Daí, lá ia a pessoa chorar na frente do espelho diante das críticas sobre sua aparência. Depois vinha a fase das compras, e lá ia a pessoa chorar de novo porque não se identificava com nada, porque tudo era muito fora da realidade dela. E aí vinha a parte do corte de cabelo, mais lágrimas. Pra no final ela aparecer linda, montada, supostamente feliz. Mas será?
Vamos lembrar que a pessoa não queria mudar, chorou ao longo de toda a transformação, rejeitou boa parte daquilo que foi imposto pelo programa. Não tinha troca, não tinha diálogo.

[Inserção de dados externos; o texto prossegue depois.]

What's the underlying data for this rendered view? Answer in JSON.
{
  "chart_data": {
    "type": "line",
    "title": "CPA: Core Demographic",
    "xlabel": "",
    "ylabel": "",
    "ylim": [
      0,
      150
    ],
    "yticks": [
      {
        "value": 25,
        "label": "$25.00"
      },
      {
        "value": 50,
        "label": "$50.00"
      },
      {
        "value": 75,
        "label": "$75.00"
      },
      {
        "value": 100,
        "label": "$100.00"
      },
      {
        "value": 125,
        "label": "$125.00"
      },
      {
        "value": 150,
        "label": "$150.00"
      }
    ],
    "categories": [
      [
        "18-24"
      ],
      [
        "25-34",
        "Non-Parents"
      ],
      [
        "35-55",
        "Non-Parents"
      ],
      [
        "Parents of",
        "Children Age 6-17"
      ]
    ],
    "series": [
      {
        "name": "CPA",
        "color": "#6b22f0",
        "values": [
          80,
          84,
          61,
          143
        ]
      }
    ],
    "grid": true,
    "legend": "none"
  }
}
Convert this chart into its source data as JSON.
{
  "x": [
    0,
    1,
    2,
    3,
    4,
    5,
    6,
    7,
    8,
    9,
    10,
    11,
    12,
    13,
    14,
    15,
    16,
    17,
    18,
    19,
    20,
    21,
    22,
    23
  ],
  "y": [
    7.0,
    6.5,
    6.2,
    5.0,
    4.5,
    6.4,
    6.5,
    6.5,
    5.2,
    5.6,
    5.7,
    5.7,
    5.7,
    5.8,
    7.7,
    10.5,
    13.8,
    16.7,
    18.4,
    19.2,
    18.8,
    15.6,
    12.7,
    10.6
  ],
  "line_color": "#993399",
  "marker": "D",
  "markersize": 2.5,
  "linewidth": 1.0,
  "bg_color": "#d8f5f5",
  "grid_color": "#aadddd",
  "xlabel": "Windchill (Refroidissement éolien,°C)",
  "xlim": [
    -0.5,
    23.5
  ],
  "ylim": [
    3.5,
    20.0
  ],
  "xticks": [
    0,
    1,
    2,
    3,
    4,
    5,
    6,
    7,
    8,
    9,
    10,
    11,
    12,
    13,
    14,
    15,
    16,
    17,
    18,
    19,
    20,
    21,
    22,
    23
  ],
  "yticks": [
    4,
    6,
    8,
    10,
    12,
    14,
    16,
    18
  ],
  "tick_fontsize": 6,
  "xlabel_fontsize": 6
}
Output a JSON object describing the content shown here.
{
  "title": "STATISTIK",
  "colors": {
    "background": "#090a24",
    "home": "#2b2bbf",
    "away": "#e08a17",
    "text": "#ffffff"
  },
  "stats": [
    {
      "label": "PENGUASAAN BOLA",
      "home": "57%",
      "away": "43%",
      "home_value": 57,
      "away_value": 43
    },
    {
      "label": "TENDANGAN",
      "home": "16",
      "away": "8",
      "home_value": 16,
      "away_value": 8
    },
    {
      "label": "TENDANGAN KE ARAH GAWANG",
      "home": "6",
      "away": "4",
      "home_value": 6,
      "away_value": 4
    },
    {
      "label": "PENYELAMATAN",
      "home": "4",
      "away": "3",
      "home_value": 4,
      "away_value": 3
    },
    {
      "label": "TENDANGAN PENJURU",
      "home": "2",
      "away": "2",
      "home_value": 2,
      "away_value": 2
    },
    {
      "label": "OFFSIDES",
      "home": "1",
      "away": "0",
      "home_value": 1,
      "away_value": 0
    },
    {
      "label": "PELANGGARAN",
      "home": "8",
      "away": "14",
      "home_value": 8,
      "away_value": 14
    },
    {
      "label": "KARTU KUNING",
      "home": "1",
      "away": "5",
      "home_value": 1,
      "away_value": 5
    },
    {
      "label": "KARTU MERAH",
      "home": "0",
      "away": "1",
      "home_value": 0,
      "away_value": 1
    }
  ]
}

Tinha duas pessoas que “sabiam tudo de estilo”, transformando outra que não se identificava com nada daquilo.
O que sempre me chamava atenção, mesmo naquela época, era como independentemente da vida da pessoa, eles metiam um scarpin 15. Mãe de quatro filhos pequenos? Scarpin 15. Pessoa que vive numa fazenda cuidando de bicho? Scarpin 15. Sempre a mesma fórmula.
O programa acabou em 2013, e desde então esse formato de transformação foi sendo repensado. Começou com o Queer Eye, que já trouxe uma outra abordagem. Eu não assisti a versão anterior (Queer Eye for the Straight Guy), mas essa nova já começa celebrando a diversidade, tanto dos apresentadores quanto das pessoas que passam pela transformação. O foco é outro também: é sobre ressaltar o que a pessoa já tem de bom, não sobre apagar o que ela é.
E agora relançaram o What Not to Wear, repaginado com esse nome maravilhoso: Where the F** You Want*. A Stacey London já falou em entrevistas que, à medida que foi ficando mais velha, ela mesma entendeu como aquelas regras eram opressoras, já ela passou a não se encaixar mais nelas. Ora, ora.
Agora o programa tem uma outra proposta: construir o estilo dos sonhos da pessoa. Respeitar o estilo, respeitar a vida que ela leva.
No começo do episódio eles montam um look fantasia, o look dos sonhos do participante. E aí depois trazem alguém próximo da pessoa pra ajudar a transformar esse look em algo possível, algo que funcione pra vida real dela.
Teve até participante que fez tatuagem durante o programa! O que só confirma como esse discurso cheio de regras, do certo e do errado, do que é “bom gosto”... tá envelhecendo mal. Até no entretenimento.
E aí eu penso: se até no entretenimento a transformação agora parte da escuta e do desejo da pessoa, como é que a gente, como consultora, ainda vai insistir em fórmulas prontas?

Apesar dos elogios à nova versão, preciso dizer que tem uma única coisa que eu gostava mais na versão antiga. Eles faziam uma consultoria mais completa mesmo. Tinha a parte de entrar no armário da pessoa, fazer a triagem, ver o que fazia sentido ou não (ok, eles jogavam tudo fora, não precisava ser assim). E as compras aconteciam em lojas reais, o que deixava tudo mais pé no chão. Agora eles fazem tudo em estúdio. Senti falta dessas etapas. Mas quem não viu a temporada anterior talvez nem sinta.
Mas o que ficou realmente ecoando em mim foi: se já é difícil se reinventar ao longo da vida, imagina ter que revisitar a própria carreira e admitir que o que você fez por 10 anos, te tornou famoso, talvez não faça mais sentido hoje?
Teria sido mais fácil se o Clinton tivesse virado florista e a Stacey sei lá o quê. Seguir a vida sem olhar pra trás. Mas não. Eles resolveram revisitar aquele programa. Revisitar exige assumir que aquilo que fez sucesso um dia pode ter envelhecido mal. E eles não poupam comentários sobre como eram antes. Que coragem!
Num dos episódios, eles ajudam uma pessoa não-binária a criar um estilo totalmente fora das regras. E aí se pegam quebrando todas as regras com as quais construíram 10 anos de programa. No fim do episódio, eles dizem que aprenderam mais do que ensinaram. Isso é de uma humildade gigantesca.
Eu fiquei pensando: quantas consultoras não estão aí agarradas a regras antigas, com dificuldade de se reinventar? Fazendo as coisas como sempre foram feitas porque o novo assusta?
Mas, se até o entretenimento — que no fim do dia tá preocupado com a audiência e não com os participantes — já entendeu que a fórmula antiga não cola mais, por que é que a consultoria de estilo ainda tá tentando calçar o mesmo scarpin 15?